In regards to the battery issue, they can be replaced with third party batteries for about $50-60 or one can take up apples program of exchange for %100us. 
Also, some actually prefer the 1st gen for better and longer battery life as opposed to the current ones which max out at 8hrs if you're lucky. Congrats on the new 30gig. My 40 goes with me almost everywhere and I hide it from my daughter, but she's seen the mini already and wanting it badly.


----------



## robert (Sep 26, 2002)

I think they will hold their value because of what else is on the market.
Nothing even close to the ipod. I used to commute a lot with my walkman. Annoyed me no end when I wanted to hear a song/album but forgot the cassette. Now I have all my music with me and it is heavan. I believe you must own an ipod to really appreciate its worth.
Robert


----------



## kloan (Feb 22, 2002)

i think they "hold their value" because people are stubborn enough to ask too much for it, and people are naive enough to pay it, so it keeps it's so-called "value"... you can get a used 3rd gen 10gb for like $250, or at least that's what it should cost, considering you can get a new one for $295... paying anything more than $150 for a first gen 5gb ipod is rediculous, and even more rediculous paying more for one that's broken...


----------



## kloan (Feb 22, 2002)

seriously, wtf?

3 1/2 years later...


----------



## spicyapple (Aug 17, 2006)

At least she searched first.  

I have a 20GB 2g iPod I'm thinking about unloading.
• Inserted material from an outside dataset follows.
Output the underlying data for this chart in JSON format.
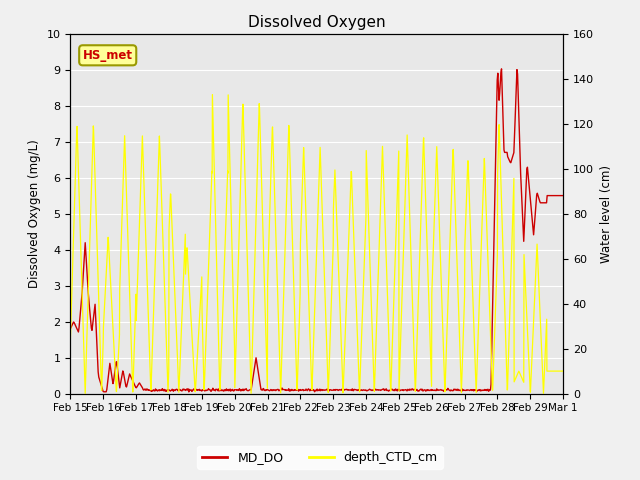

A fair price seemed to be $50 but decided to keep it since not worth selling at this price. But if people are getting $200 for a 1g iPod, then maybe my iPod is worth more?


----------



## kloan (Feb 22, 2002)

nope, it's not. and no one's getting $200 for 1st gen iPods.

hahaha, just clicked that link.... $2399! wow, what a _steal_...


----------



## mixedup (Jul 4, 2004)

i'd be surprised if the prices of the 1st gen don't increase slightly (maybe they already have if you're seeing high prices). it's a bit of a collector's piece!


----------



## AquaAngel (Feb 16, 2007)

I wouldn't impressed and i guess i could be stupid enough to buy one of those, but what is the use when i have my sweet fat 20 gig ipod. the battery life is still good up to 8 to 9 hours and have about 4,500 songs in it and use it everyday and the day of release, it was pricy, but never complaint as it is well worth the money as i enjoy my music with all those songs sitting in my pocket or in my car.

Don't get me wrong, but i don't like those new iPod. Smaller the better for sure, but they can't hold as much. So ya, they could worth that much.


----------



## HowEver (Jan 11, 2005)

.


----------